さっきの話、というのは、仕事を辞めるとか言っていたことだろうけど。



「急にどうしたの?」


「いや、結構前から思ってたんだ、ホントは。
お前が高校卒業して、その後もずっと一緒にいるにはどうしたら良いだろう、って。」


「………」


「復讐とかそういうのじゃなく、ちゃんと生きるべきなんだって、道明くんからも散々言われてたしさ。」


抱き締められて、唇が触れる。


それは小さな不安さえ消し飛ぶような、ひどく優しいものだった。



「あたしが卒業できなかったらどうすんのよ。

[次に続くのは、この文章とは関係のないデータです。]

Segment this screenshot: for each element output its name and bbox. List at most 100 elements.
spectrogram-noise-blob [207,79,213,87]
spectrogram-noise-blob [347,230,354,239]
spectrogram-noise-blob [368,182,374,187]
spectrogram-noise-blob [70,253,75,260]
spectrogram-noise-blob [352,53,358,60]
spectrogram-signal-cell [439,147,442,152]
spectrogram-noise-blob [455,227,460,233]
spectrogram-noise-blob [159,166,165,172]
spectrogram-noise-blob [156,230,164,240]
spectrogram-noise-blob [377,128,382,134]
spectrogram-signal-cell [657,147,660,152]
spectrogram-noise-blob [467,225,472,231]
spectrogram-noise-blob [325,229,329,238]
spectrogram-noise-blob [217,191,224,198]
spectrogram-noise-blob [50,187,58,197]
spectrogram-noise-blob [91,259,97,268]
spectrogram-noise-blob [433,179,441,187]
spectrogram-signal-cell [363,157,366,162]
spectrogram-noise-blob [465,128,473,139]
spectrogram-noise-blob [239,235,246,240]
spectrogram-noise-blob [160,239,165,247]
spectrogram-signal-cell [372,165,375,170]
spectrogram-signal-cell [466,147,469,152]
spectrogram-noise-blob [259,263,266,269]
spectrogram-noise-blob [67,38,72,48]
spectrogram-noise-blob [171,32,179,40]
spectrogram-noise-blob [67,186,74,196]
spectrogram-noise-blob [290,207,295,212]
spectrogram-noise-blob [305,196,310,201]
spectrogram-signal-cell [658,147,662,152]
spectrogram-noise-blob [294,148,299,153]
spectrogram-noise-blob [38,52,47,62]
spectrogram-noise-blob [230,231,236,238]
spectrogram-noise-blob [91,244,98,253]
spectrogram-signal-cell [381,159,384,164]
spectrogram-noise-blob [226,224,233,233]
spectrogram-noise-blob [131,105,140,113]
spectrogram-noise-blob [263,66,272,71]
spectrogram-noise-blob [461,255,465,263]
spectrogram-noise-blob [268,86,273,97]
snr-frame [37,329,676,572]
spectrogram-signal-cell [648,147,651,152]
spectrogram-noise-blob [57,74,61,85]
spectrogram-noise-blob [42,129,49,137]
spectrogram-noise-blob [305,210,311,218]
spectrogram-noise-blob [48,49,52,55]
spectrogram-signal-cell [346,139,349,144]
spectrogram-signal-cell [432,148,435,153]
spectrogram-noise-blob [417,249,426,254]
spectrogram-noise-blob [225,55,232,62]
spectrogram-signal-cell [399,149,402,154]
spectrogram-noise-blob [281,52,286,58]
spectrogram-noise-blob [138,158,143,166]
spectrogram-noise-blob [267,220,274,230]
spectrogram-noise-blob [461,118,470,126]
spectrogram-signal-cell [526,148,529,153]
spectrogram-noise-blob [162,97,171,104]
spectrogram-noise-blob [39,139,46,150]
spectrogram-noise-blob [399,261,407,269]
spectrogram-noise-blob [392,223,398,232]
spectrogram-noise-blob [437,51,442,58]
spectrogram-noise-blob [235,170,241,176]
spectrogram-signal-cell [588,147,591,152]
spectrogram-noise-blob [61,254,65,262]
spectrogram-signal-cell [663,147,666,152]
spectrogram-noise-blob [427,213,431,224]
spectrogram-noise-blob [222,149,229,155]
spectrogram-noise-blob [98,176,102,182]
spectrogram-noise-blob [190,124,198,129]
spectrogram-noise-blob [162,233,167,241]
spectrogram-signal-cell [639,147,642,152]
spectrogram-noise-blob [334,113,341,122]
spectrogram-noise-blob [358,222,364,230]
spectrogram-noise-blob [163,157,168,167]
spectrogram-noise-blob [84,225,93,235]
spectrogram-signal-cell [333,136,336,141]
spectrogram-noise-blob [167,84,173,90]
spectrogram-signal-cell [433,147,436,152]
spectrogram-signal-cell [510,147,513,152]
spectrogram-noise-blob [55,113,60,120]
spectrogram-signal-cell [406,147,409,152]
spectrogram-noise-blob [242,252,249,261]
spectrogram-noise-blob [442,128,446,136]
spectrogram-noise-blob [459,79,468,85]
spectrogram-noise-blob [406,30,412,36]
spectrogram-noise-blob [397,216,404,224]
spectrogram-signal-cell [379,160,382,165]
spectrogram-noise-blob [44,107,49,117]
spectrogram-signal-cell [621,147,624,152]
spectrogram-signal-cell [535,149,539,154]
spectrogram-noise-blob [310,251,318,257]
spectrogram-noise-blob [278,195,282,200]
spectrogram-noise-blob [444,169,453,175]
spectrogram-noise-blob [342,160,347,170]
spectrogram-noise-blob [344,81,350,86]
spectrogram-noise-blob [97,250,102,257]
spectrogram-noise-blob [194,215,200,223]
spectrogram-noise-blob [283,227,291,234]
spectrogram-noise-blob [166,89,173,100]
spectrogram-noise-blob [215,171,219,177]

」


「え、マジ?」


驚くタカを見て、笑ってしまう。


先のことなんて相変わらず考えてさえいないけど、でも彼のために頑張ることも悪くないのかもしれない、なんて。



「まぁ、卒業できなかったら、その時はその時だ。」


楽観的に言って、タカは肩をすくめて見せた。





あたしの夏休みは、こうやって終わりを告げる。


それからすぐに、テストに模試に授業にと、さらに慌ただしい二学期に突入した。


けれど事件はいつも、あたしの意図しないところでばかり起きている。


どうして気付けなかったんだろうかと、いつも後悔ばかりだよ。